No. But I do understand why he would come to that conclusion.

“That’s not what I'm saying… I'm just… You know what? I'm not saying anything at all apart from I'm fine and you have nothing to worry about. Now can you please get us out of here before Lauren and Peter come out and decide to make my life a living hell?’”

Shaking his head at my words, he pulls at his shift stick and starts to steer the car out of the parking lot. I can tell he's not happy with my explanation, but he doesn't push it, and for that, I am grateful.

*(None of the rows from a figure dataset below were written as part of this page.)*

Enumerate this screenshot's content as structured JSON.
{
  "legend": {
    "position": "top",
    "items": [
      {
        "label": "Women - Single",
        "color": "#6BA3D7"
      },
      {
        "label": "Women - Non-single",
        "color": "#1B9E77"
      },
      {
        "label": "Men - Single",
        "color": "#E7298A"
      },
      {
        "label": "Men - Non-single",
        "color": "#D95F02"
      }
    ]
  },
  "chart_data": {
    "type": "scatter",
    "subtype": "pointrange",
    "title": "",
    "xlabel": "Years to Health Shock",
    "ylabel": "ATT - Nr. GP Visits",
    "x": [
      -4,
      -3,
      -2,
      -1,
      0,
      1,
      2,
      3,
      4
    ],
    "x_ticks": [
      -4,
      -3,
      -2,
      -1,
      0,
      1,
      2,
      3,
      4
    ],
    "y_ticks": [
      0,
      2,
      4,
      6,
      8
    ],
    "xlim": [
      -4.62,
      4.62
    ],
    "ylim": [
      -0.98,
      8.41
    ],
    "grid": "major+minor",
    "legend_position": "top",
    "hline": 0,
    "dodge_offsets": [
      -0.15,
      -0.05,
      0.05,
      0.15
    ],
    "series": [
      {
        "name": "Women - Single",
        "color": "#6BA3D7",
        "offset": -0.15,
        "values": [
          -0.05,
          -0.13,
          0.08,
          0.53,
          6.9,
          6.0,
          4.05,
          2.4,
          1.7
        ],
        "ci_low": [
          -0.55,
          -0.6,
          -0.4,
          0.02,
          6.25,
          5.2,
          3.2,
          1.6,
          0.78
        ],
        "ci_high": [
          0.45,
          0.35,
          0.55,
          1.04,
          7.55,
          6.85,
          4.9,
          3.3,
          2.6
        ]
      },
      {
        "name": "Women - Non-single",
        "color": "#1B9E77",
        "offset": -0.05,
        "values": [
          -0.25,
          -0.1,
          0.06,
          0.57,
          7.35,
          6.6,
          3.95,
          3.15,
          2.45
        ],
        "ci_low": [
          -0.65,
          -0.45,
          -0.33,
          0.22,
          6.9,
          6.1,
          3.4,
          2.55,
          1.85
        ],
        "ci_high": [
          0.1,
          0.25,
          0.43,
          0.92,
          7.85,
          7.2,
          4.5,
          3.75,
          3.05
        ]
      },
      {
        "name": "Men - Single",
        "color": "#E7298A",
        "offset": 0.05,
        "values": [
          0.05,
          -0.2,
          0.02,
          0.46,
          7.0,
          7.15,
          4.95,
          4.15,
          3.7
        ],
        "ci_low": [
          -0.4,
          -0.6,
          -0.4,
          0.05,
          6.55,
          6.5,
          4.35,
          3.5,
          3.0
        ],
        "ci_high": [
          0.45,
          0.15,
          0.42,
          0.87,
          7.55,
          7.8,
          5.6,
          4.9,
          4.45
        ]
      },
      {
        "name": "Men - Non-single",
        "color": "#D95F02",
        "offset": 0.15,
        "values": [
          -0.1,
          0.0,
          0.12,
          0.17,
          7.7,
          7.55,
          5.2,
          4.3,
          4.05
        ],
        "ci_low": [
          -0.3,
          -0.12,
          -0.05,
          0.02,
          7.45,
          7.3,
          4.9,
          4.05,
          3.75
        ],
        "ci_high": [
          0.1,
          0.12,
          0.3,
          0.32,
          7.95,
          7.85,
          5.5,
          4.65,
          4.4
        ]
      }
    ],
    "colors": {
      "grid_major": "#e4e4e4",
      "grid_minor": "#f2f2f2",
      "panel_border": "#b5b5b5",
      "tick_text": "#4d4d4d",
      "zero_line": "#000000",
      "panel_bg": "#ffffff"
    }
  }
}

I look out the window, trying to calm my racing heart down. The day is not going as well as it started at all.

When I woke up this morning in Ian's arms, I was happy. Although I had no idea where we really stand, I felt we were in a place we've never been before.

We were at peace with each other.

He even opened up to me, with very few words, and there's the fact that he spoke in his dreams, giving me an inclination to where his actions come from.

I felt maybe I could talk to him about it later today, make him understand that I don't care about his history with people leaving him, but I won’t unless he asks me to.

But all that is now gone with the wind. It's impossible to have that conversation with him without telling him the truth. The truth that I'm scared will drive us further apart.

Just when we are about to get to the hotel, I notice that the crowd outside has tripled from earlier this morning.

Oh no.

“Can we go to your place, please? I just don't want to have to deal with the media right now.”

He doesn't say anything about my request, but he continues driving and he passes the hotel, going to the next turning point.

A few minutes later, we're at his place, and I feel a little better than I did at the hospital.

No one will know I'm here.

We climb down from his truck, and he leads me to his apartment’s door. He opens the door, and we enter.

“Did you just move in?” I ask him as soon as we enter his place.

I just can't help it. The place is empty. Looks like a lair for someone on the run. Looking straight ahead, I see a kitchen with a cabinet open and some utensils.

There's a TV on the wall. One sofa and a bed in the middle of the living room, which is very big. The place looks like a warehouse. Except for the kitchen that’s separate, and the bathroom too, it's literally an open space.

Ian laughs at my question and shakes his head. “I just haven't gotten around to make it look like…”

“Home?” I provide when I see he's struggling for words.

“Yeah, that. Anyway, make yourself at home,” he immediately laughs at the irony of his words and rolls my eyes dramatically.

“Are you hungry? Because I am hungry.”

I nod at his words. I can definitely use food. Although I'll have to be more careful with my intake with this new discovery. But it's still early.

“Yeah. Um… Do you have something we can eat?”

“I can make us chicken soup and some rice. Would you like that?”

“Sounds perfect.”

He goes into the kitchen, and I busy myself with doing my best not to drive myself insane with worry. It's hard, though. Every thought that pops into my head leads me back to this new discovery.

What am I going to do about it?

I'd like to believe that I know what to do with it, which I do. There's no other option, really. I'm still scared.